A história sobre a extinção dos neandertais ganhou uma reviravolta impressionante com recentes análises genéticas. Novas descobertas apontam que esses antigos hominídeos possuíam uma alta variabilidade biológica, contestando a teoria tradicional de que o isolamento reprodutivo causou o seu fim precoce.

Como a nova descoberta desafia a extinção dos neandertais?

Durante muito tempo, pesquisadores acreditaram que as populações neandertais desapareceram devido ao enfraquecimento genético. No entanto, cientistas analisaram novos materiais arqueológicos e comprovaram que essa antiga visão está completamente equivocada, sugerindo caminhos bem diferentes para o misterioso desaparecimento da espécie ancestral.

O mapeamento inédito revelou dados que mostram grupos geneticamente saudáveis e sem sinais severos de consanguinidade. Com isso, os especialistas conseguiram derrubar o mito de que o fim desses indivíduos ocorreu essencialmente por causa de graves defeitos hereditários acumulados ao longo de gerações sucessivas.

Últimos neandertais eram muito mais diversos do que se pensava, e isso muda teoria sobre sua extinção
Fósseis encontrados na Bélgica e na França comprovam que os neandertais europeus formavam grandes redes populacionais interconectadas e saudáveis.

Onde foram encontrados os fósseis analisados na pesquisa?

Os dados genéticos foram extraídos de restos mortais localizados em dez sítios arqueológicos importantes da Europa ocidental. A maioria das amostras avaliadas estava concentrada na região da Bélgica e da França, trazendo elementos valiosos para compreender a distribuição desses grupos em locais de preservação ideal.

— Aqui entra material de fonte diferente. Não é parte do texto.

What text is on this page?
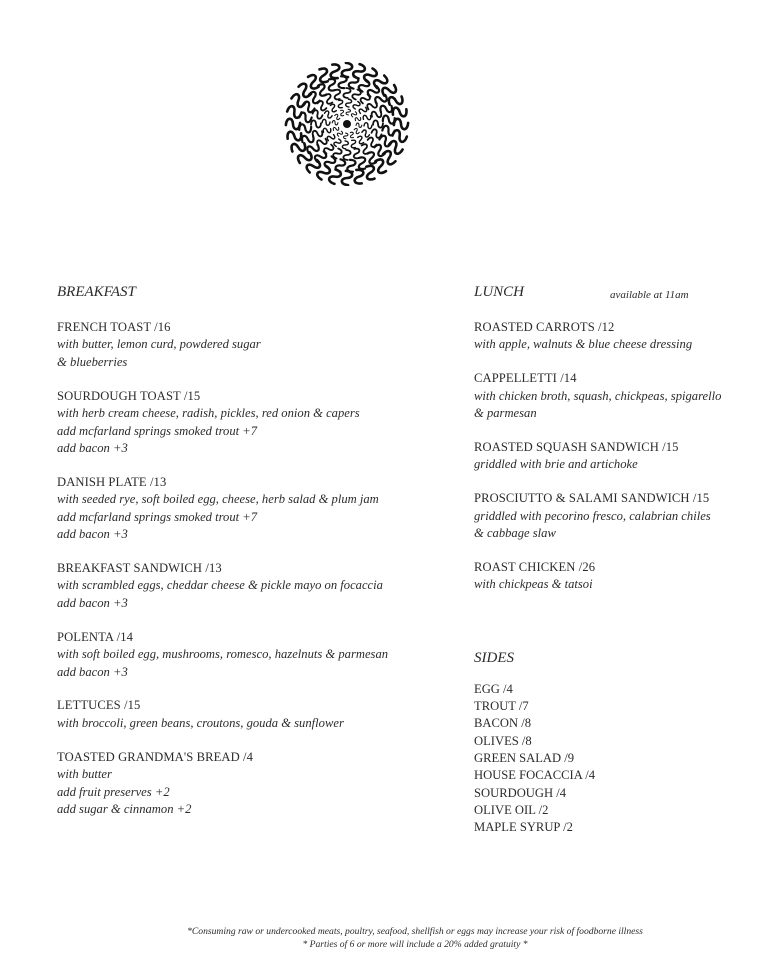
BREAKFAST
FRENCH TOAST /16
with butter, lemon curd, powdered sugar
& blueberries
SOURDOUGH TOAST /15
with herb cream cheese, radish, pickles, red onion & capers
add mcfarland springs smoked trout +7
add bacon +3
DANISH PLATE /13
with seeded rye, soft boiled egg, cheese, herb salad & plum jam
add mcfarland springs smoked trout +7
add bacon +3
BREAKFAST SANDWICH /13
with scrambled eggs, cheddar cheese & pickle mayo on focaccia
add bacon +3
POLENTA /14
with soft boiled egg, mushrooms, romesco, hazelnuts & parmesan
add bacon +3
LETTUCES /15
with broccoli, green beans, croutons, gouda & sunflower
TOASTED GRANDMA'S BREAD /4
with butter
add fruit preserves +2
add sugar & cinnamon +2
LUNCH	available at 11am
ROASTED CARROTS /12
with apple, walnuts & blue cheese dressing
CAPPELLETTI /14
with chicken broth, squash, chickpeas, spigarello
& parmesan
ROASTED SQUASH SANDWICH /15
griddled with brie and artichoke
PROSCIUTTO & SALAMI SANDWICH /15
griddled with pecorino fresco, calabrian chiles
& cabbage slaw
ROAST CHICKEN /26
with chickpeas & tatsoi
SIDES
EGG /4
TROUT /7
BACON /8
OLIVES /8
GREEN SALAD /9
HOUSE FOCACCIA /4
SOURDOUGH /4
OLIVE OIL /2
MAPLE SYRUP /2
*Consuming raw or undercooked meats, poultry, seafood, shellfish or eggs may increase your risk of foodborne illness
* Parties of 6 or more will include a 20% added gratuity *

Entre os locais investigados, destaca-se o sistema de cavernas de Goyet, situado em território belga, uma área rica em vestígios arqueológicos. Esse ambiente específico forneceu materiais excelentes, permitindo a extração minuciosa de informações biológicas cruciais sobre a linhagem dos últimos sobreviventes dessa população antiga.

Qual era o nível de diversidade genética entre eles?

A pesquisa conseguiu sequenciar com sucesso dados de vinte e sete indivíduos neandertais, obtendo inclusive um genoma completo de altíssima qualidade. Os resultados surpreenderam os cientistas ao demonstrar que a riqueza genética desses hominídeos europeus superava todas as estimativas teóricas formuladas anteriormente.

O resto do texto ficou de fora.